The cemetery "meant a lot to those folks," Burke said. "There are families in there from forever."

Firefighter Ryan Cox, Capt. Mike Rusher, Engine Boss Lt. Jim Burke and Lt. Stephen Hoem made up the strike team from Polk County Fire District 1 battling the Camp Fire in Paradise, California. (Photo: Polk County Fire District 1)

For six days they protected a few hundred homes threatened near Paradise and Oroville.

It was the same routine for each home: Blowing needles and parched leaves from the roofs, cleaning gutters and filling them with water and clearing the ground surrounding the structures.

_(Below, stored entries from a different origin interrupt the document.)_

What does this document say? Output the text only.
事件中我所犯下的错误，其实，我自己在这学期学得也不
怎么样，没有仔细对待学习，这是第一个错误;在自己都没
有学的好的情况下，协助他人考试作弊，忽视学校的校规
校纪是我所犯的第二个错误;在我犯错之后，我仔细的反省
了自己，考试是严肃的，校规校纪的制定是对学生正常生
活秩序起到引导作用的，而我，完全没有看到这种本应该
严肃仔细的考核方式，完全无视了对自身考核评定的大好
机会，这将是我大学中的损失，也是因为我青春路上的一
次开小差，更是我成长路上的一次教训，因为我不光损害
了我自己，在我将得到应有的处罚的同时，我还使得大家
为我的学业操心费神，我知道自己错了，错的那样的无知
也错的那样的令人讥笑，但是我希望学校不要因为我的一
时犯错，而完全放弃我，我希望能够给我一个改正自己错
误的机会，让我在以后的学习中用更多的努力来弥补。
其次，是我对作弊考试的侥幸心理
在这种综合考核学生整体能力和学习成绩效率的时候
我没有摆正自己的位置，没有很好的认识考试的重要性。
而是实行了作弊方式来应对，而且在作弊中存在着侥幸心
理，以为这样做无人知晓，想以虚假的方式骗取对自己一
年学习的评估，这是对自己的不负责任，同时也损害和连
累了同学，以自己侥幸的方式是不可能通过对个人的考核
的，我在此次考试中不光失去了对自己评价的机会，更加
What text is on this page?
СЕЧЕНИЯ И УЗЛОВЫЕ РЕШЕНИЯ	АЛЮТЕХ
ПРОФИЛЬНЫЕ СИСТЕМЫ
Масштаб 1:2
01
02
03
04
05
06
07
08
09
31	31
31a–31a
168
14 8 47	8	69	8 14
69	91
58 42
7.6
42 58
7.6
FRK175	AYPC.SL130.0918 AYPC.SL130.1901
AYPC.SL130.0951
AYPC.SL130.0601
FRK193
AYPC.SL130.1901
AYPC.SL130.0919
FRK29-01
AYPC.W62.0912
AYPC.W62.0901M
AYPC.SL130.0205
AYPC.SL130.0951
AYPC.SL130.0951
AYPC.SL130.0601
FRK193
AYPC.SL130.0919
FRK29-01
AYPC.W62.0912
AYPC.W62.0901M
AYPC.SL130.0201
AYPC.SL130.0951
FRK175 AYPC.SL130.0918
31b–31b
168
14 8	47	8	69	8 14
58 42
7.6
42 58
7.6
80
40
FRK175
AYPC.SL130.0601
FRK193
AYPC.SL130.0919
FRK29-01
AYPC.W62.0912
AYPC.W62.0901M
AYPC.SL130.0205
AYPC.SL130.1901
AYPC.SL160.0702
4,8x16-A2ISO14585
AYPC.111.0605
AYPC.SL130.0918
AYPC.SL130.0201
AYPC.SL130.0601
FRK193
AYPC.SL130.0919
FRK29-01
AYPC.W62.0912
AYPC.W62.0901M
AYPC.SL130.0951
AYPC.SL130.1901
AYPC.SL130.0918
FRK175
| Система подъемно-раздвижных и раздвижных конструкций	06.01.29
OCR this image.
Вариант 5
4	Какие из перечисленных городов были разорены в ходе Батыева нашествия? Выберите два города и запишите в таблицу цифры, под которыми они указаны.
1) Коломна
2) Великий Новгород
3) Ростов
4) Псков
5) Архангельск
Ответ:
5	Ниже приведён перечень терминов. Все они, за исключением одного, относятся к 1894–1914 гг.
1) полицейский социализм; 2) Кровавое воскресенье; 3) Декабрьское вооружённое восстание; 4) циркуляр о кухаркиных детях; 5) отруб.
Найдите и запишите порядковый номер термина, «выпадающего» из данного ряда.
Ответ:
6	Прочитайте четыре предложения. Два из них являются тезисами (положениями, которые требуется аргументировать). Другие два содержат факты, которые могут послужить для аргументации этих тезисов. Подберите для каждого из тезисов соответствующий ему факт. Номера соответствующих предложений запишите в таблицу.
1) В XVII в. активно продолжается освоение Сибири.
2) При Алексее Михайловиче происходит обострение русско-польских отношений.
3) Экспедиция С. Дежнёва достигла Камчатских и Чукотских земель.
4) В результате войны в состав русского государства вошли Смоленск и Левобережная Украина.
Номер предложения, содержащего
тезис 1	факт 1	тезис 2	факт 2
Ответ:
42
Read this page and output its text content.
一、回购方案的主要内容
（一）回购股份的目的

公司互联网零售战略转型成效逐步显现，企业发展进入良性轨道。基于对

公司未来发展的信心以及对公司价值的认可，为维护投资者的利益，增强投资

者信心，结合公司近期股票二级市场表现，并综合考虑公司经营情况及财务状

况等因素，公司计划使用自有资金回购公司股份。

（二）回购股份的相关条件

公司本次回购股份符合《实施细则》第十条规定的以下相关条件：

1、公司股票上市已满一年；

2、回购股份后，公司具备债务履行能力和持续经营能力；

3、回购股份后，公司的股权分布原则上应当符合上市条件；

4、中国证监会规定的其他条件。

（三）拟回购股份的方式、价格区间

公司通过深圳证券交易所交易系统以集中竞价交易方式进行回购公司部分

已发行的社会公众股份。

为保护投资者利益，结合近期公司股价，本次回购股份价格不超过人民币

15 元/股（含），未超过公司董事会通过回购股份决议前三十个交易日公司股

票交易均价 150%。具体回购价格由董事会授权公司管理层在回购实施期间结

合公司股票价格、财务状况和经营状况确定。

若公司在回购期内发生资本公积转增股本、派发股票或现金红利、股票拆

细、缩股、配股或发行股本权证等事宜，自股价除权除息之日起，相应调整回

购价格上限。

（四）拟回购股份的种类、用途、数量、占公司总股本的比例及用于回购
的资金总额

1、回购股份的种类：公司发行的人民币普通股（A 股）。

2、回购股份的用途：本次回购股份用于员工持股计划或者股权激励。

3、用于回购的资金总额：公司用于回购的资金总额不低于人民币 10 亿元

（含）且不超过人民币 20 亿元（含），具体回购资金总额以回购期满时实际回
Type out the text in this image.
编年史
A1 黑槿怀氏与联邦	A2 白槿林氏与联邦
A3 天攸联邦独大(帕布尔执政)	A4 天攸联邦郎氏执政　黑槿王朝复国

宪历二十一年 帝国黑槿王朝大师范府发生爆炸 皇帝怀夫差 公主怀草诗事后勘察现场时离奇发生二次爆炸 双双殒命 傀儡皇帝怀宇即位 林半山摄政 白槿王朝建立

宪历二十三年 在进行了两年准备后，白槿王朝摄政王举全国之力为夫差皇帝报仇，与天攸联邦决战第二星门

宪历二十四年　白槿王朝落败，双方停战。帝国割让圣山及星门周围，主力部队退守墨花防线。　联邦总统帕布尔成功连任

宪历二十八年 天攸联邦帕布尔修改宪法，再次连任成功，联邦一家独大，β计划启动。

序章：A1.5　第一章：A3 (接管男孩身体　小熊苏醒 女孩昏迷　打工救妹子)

"We were basically this professional landscape crew," Rusher said. "We knew that if a fire came through, I think it would've saved the majority of them."

The tactics can increase the odds of a home's survival by 55 percent, he said.

Other days were spent digging containment lines. Using a road as a fire break, the crew would strip away nearby wood, grass and leaves.

"By taking away all of that fuel ... it will burn up to that point and stop," Rusher said, although embers could occasionally fly to the other side causing spot fires.

Some things survived against all odds.

Despite the devastation, Burke said many American flags were still intact.

"Every flag we came to that was on a house — the house was gone, but the flag was somehow still there."

It inspired the team.

Cox bought an American flag and draped it over the fire engine — a daily reminder to stay strong.

"When something was hard, we'd say 'America is strong'," Rusher said. "I could imagine (Cox) flying that flag on his fire engine for the next 30 years."